THE PRAYER OF AN EARTHEN SHELTER

August 26, 2022  •   Colleen Jurkiewicz Dorman
Turn to the Lord

Wisdom 9:13-18b
Philemon 9-10, 12-17
Luke 14:25-33

“This one began to build but did not have the resources to finish.” – Luke 14:30

If I had to choose one of the Bible’s 31,102 verses to have inscribed on my tombstone, it would be Luke 14:30.

As a companion piece, my obituary could tell the story of my life through the list of projects I never finished. Swimming lessons in preschool. Piano in the sixth grade. Every journal I’ve ever tried to keep. That trip to Europe. The house my husband and I designed and never built. My life is littered with these unfinished projects, races for which I could not make it across the finish line. Whether it was strength, interest, money, or something else, I just didn’t have “it.” I came up short.

And these are just the literal examples. Every day, I am compelled to begin building what I feel inadequate to finish. I wake up so tired, but the day must start. I don’t have enough time or inspiration, but my work must be turned in. My patience is long gone, but the children must be parented.

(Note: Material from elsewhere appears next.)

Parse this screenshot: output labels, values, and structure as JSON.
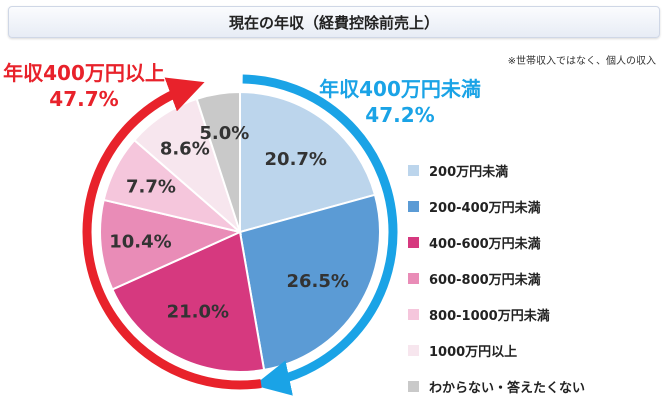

I am writing this at 7:13 in the morning, and already my mind is racing through the tasks I must complete this day, tallying up my strength against the job and finding it insufficient. My earthen shelter is weighed down by many concerns.

When my first child was an infant and I was adjusting to the demands of working motherhood, I got into the habit of beginning each day by inviting God into my weakness. This sounds like a pious spiritual practice, but it isn’t. It’s a prayer born from desperation. It’s not poetic and it wouldn’t look pretty on the back of any holy cards. Here it is: “Lord, I have no idea how I’m going to make it through this day. I assume you have some ideas. Let’s go with those ideas.”

When I read of Christ’s admonition to renounce our earthly possessions, I think of this clumsy prayer. My anxieties, my fears, my expectations — these are my possessions, and I cling to them like a child clings to an old, smelly blanket. My stamina, my abilities, my insight, my good intentions — these are also my possessions, but I don’t have enough of them. I never have. I never will.

When I was younger, I learned to ride horses. The thing you have to accept about horseback riding is that the animal does not need to listen to you. He chooses to, and there will come a time when he chooses not to. He will be spooked by something and take off at a gallop you never intended, or he will become irritated and begin to buck you from his back. I learned that if you try to control the horse in his mania, you will almost certainly be thrown. The only way to stay in the saddle is to take a deep breath and become small on the back of the beast while he thrashes. Recognize the strength of the horse and melt into it. Accept it. Cling to it. Renounce control.

It’s a feeling of vulnerability and fear that quickly turns to calm strength as the episode passes, the horse settles, and you find yourself still seated in the saddle, knuckles white around the reins.

It’s the same feeling I have every morning when I sit and take stock of my life and myself and acknowledge that I don’t have it — whatever “it” is. And I turn my empty palms to God, saying: fill me at daybreak. Turn me back to dust. Prosper the work of my hands. Make straight my paths.